Lagos is not for the faint-hearted. It’s a tough place and with so many people packed in a small place, it can feel crowded and claustrophobic. In spite of that, I love Lagos. Sometimes, I’m not even sure why. A big part of my love for Lagos is because I was born here, grew up here, most of my family and friends are here and like I often say, I know how it works. And so having said all that, it’s time for me to tell you more about why I love Lagos in the hope that you too will come to love or at least, like this crazy, yet amazing city of mine.
Lagos is a city of extremes when it comes to weather. These days, it’s either blazing hot or sopping wet with rain. Although I complain about Lagos’ heat, I find that when I’m out of the country, that is one of the things I miss most. As for the rain, I actually like it. First of all, it’s a relief from the heat and then there’s just something about rain that makes you want to hole up somewhere and write (or is that just me 😉 ?) Seriously though, the rain in Lagos is different from other parts of the world. It’s not some half-hearted drip-drip-drip that just serves to annoy you – enough for you to need an umbrella yet not enough to have an excuse to stay indoors. No, in Lagos, everything happens with passion, even the rain. Rain often comes to us in the form of thunderstorms, the kind where if you’re at home, it’s best to stay there and marvel at your luck and if you’re out, everyone will understand when you arrive late. Getting caught in the mad rains of Lagos has happened to everyone who lives here. It’s part of living in Lagos.

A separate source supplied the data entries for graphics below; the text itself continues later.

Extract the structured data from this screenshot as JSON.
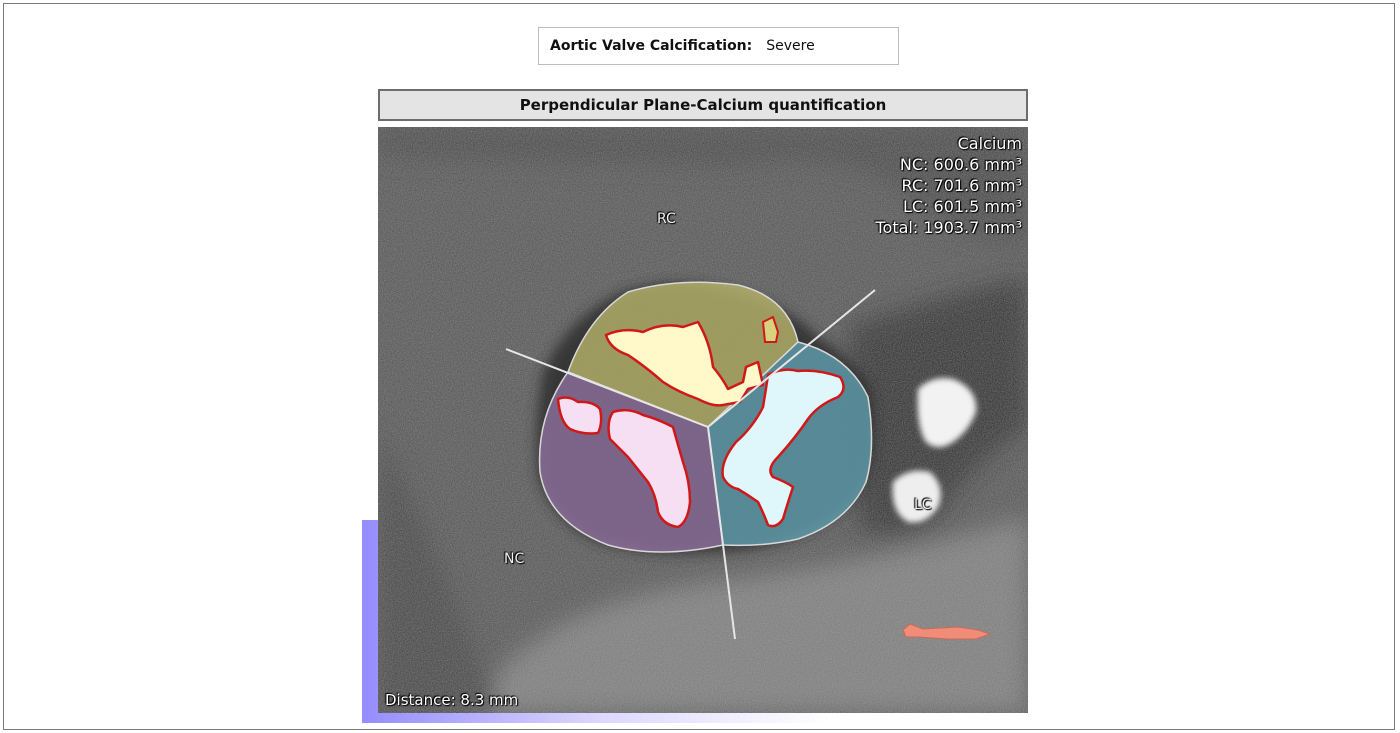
{
  "severity": {
    "label": "Aortic Valve Calcification:",
    "value": "Severe"
  },
  "panel": {
    "title": "Perpendicular Plane-Calcium quantification"
  },
  "readout": {
    "title": "Calcium",
    "nc": "NC: 600.6 mm³",
    "rc": "RC: 701.6 mm³",
    "lc": "LC: 601.5 mm³",
    "total": "Total: 1903.7 mm³"
  },
  "cusps": {
    "rc": "RC",
    "nc": "NC",
    "lc": "LC"
  },
  "distance": "Distance: 8.3 mm",
  "colors": {
    "rc_cusp": "#b8b46a",
    "nc_cusp": "#9a7aa8",
    "lc_cusp": "#6fa9b8",
    "calcium_outline": "#d01818",
    "rc_calcium": "#fffbd0",
    "nc_calcium": "#f6dff2",
    "lc_calcium": "#dff6fb",
    "marker": "#f08c78",
    "background": "#4a4a4a"
  }
}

People in Lagos are noisy, like the city itself but they are friendly – to the point of being nosy, to be honest. But I find even that charming. I remember once when I went to London, a friend and I were on a train when a girl tried to steal my friend’s bag. When we told her we didn’t appreciate her (evidently) poor stealing skills, she tried to start a fight with us. What shocked me most wasn’t the girl herself but that the train was full of people and not one single person said a word even though they saw the entire thing happen. That would never happen in Lagos. The girl would probably have been slapped and ejected from the train at the next stop. In Lagos, when you’re in trouble, people will help you. In this mad, dangerous city, good people still exist.
If there’s one thing that Lagos has in abundance, it is beaches. From public beaches where concerts are held to exclusive ones that are basically only accessible by boat. I cannot lie, some of the beaches in Lagos are incredibly dirty, something that can be made better simply by people taking their trash with them when they leave the beach but that’s another story. The trick with finding a great beach in Lagos is to go as far away from the city centre as you can. The beaches that are further away tend to be cleaner. It means you spend maybe 2 hours going to the beach but once you get there, you’ll find that the journey was well worth it.
People in Lagos would always rather be over-dressed than under-dressed. It is in Lagos that you find people in high heels and full makeup at the supermarket and when I saw a girl in a body-con dress at the beach, I had to laugh. The dressing in Lagos is always over-the-top. It exasperates me sometimes but when I go abroad and see people wearing shorts everywhere from the mall to restaurants, I long for the respect people in Lagos have for occasions. In Lagos, every event is an opportunity to dress up. I guess the thinking is if you can be bothered to go somewhere, you should be bothered to look good for it.
When it comes to food, Lagos is not the most sophisticated of places. Sure, you can find Thai food here but it is so expensive, it’ll make your eyes water. However, if you’re searching for anything outside the basics like burgers and salads or Chinese food (for some reason, there are many Chinese restaurants in Lagos), you’ll be searching a long time. You might not find much variety when it comes to foreign food but you’ll find food native to different parts of the country in Lagos. For example, Calabar food is big in Lagos and suya is practically synonymous with Lagos at night. Simply put, if you love Nigerian food, you’ll love Lagos.
There are many people who don’t like Lagos and many reasons not to but for me, my love for Lagos always overrides those reasons. Lagos frustrates me sometimes. It would take an extremely optimistic (or extremely rich) person to remain unaffected by the traffic in Lagos or the rudeness of some people (even those who are supposed to be helpful like customer-facing staff) but I only have to be out of Lagos for a few days before I start missing it, longing for its claustrophobic affection again. Lagos means the world to me and I hope I’ve helped you see why.